The Canadian Library Association Young Adult Book Award was a literary award given annually from 1981 to 2016 to recognize a Canadian book of young adult fiction written in English and published in Canada, written by a citizen or permanent resident of Canada.[1]
The award was administered and presented by the Canadian Library Association, which disbanded in 2016. The award was established by the Young Adult Caucus of the Saskatchewan Library Association in 1980[1] and inaugurated by an award to Kevin Major of Newfoundland and Labrador for Far from Shore, published by Clarke, Irwin & Company of Toronto.[2]
The companion CLA Book of the Year for Children Award was inaugurated in 1947 and was presented annually without exception from 1963.[3] Its criteria included "appeal to children up to and including age 12" and "creative (i.e., original) writing (i.e., fiction, poetry, narrative, non-fiction, retelling of traditional literature)".[3] Corresponding criteria for the YA Book Award are "[appeal] to young adults between the ages of 13 and 18" and "fiction (novel, collection of short stories, or graphic novel)".[1]
The Canadian Library Association also administered a book award for illustrators, the Amelia Frances Howard-Gibbon Illustrator's Award.
Martha Brooks is a three-time winner of the Young Adult Book Award for 1998, 2003, and 2008, William Bell is a two-time winner, in 2002 and 2007.
Two books won both the Young Adult Book Award and the CLA Book of the Year for Children Award: Shadow in Hawthorn Bay by Janet Lunn in 1987 and Half Brother by Kenneth Oppel in 2011.

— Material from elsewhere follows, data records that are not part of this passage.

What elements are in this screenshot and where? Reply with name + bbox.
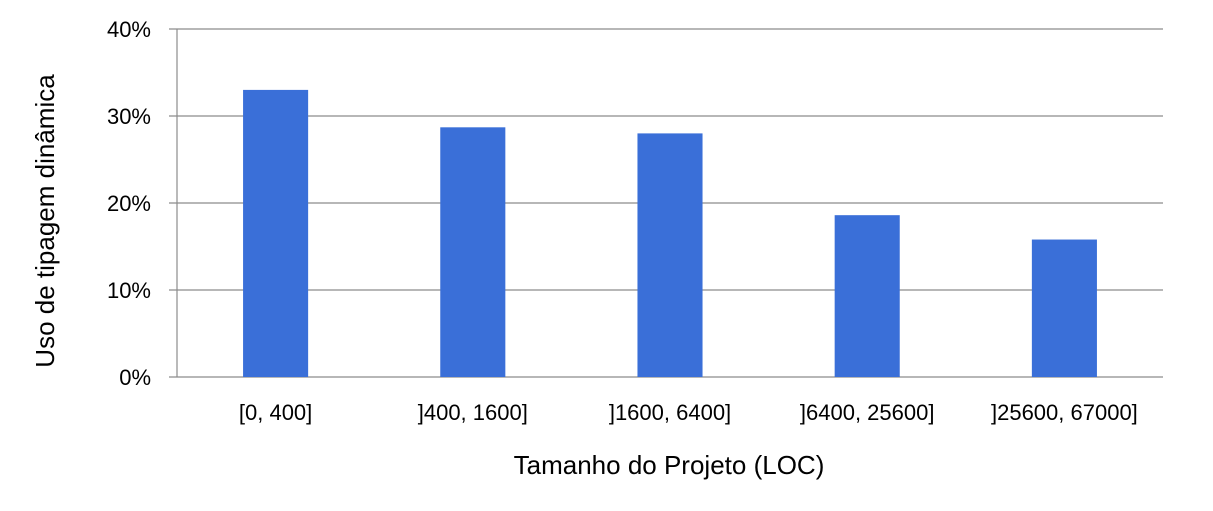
bar [1031, 239, 1097, 377]
x-tick-label: ]400, 1600] [418, 400, 528, 425]
bar [637, 133, 703, 377]
bar [440, 127, 506, 377]
y-axis-title: Uso de tipagem dinâmica [30, 74, 60, 368]
y-tick-label: 20% [107, 191, 151, 216]
x-tick-label: ]1600, 6400] [609, 400, 731, 425]
x-axis-ticks: [0, 400] ]400, 1600] ]1600, 6400] ]6400, 25… [239, 400, 1138, 425]
y-tick-label: 0% [119, 365, 151, 390]
x-tick-label: ]6400, 25600] [800, 400, 935, 425]
y-tick-label: 10% [107, 278, 151, 303]
x-tick-label: [0, 400] [239, 400, 312, 425]
bars [243, 89, 1097, 378]
x-axis-title: Tamanho do Projeto (LOC) [514, 450, 825, 480]
x-tick-label: ]25600, 67000] [991, 400, 1138, 425]
y-axis-ticks: 0% 10% 20% 30% 40% [107, 17, 151, 390]
bar [834, 215, 900, 377]
bar [243, 89, 309, 378]
y-tick-label: 40% [107, 17, 151, 42]
y-tick-label: 30% [107, 104, 151, 129]
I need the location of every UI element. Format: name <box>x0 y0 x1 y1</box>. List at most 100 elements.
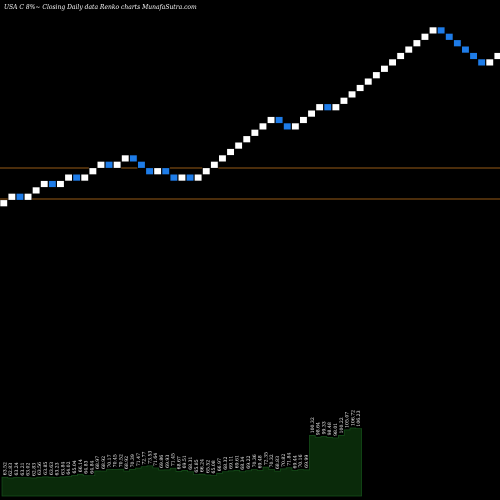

Six books won both the Young Adult Book Award and the Governor General's Award for English-language children's literature, or Canada Council Children's Literature Prize before 1987. The writers and CLA award dates were Hughes 1983, Lunn 1987, (now under the present name) Wieler 1990, Johnston 1995, Wynne-Jones 1996, and Brooks 2003.[5][6]

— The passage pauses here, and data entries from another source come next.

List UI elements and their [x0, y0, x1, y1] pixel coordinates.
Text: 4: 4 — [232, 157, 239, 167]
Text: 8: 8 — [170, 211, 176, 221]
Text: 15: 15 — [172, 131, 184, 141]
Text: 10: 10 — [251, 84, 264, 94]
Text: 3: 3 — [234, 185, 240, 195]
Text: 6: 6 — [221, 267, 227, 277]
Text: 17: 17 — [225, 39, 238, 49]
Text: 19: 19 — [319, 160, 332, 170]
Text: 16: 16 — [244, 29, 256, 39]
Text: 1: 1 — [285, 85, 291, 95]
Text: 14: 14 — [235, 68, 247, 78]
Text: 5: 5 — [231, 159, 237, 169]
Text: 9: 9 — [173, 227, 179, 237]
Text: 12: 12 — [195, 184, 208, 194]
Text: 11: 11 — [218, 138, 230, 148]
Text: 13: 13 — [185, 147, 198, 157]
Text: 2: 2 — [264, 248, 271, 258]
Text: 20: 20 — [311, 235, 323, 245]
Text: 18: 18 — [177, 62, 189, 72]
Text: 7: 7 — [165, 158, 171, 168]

Thus Shadow in Hawthorn Bay (Lester & Orpen Dennys, 1986) by Janet Lunn won three major Canadian awards, the CLA awards for both children's and young-adult literature and the Governor General's Award in its last year as the Canada Council Children's Literature Prize.[5]
Two winners of the CLA Young Adult Book Award were also recognized by major annual book awards in the United States. Polly Horvath won the 2003 National Book Award for Young People's Literature for The Canning Season. This One Summer, a graphic novel by Mariko and Jillian Tamaki, was one of the 2015 Honour Books, or finalists, for both the American Library Association (ALA) Michael L. Printz Award as the year's best new work for young adults judged "by literary merit alone" (recognizing Mariko Tamaki) and the ALA Caldecott Medal, or children's picture book illustration award (recognizing Jillian Tamaki).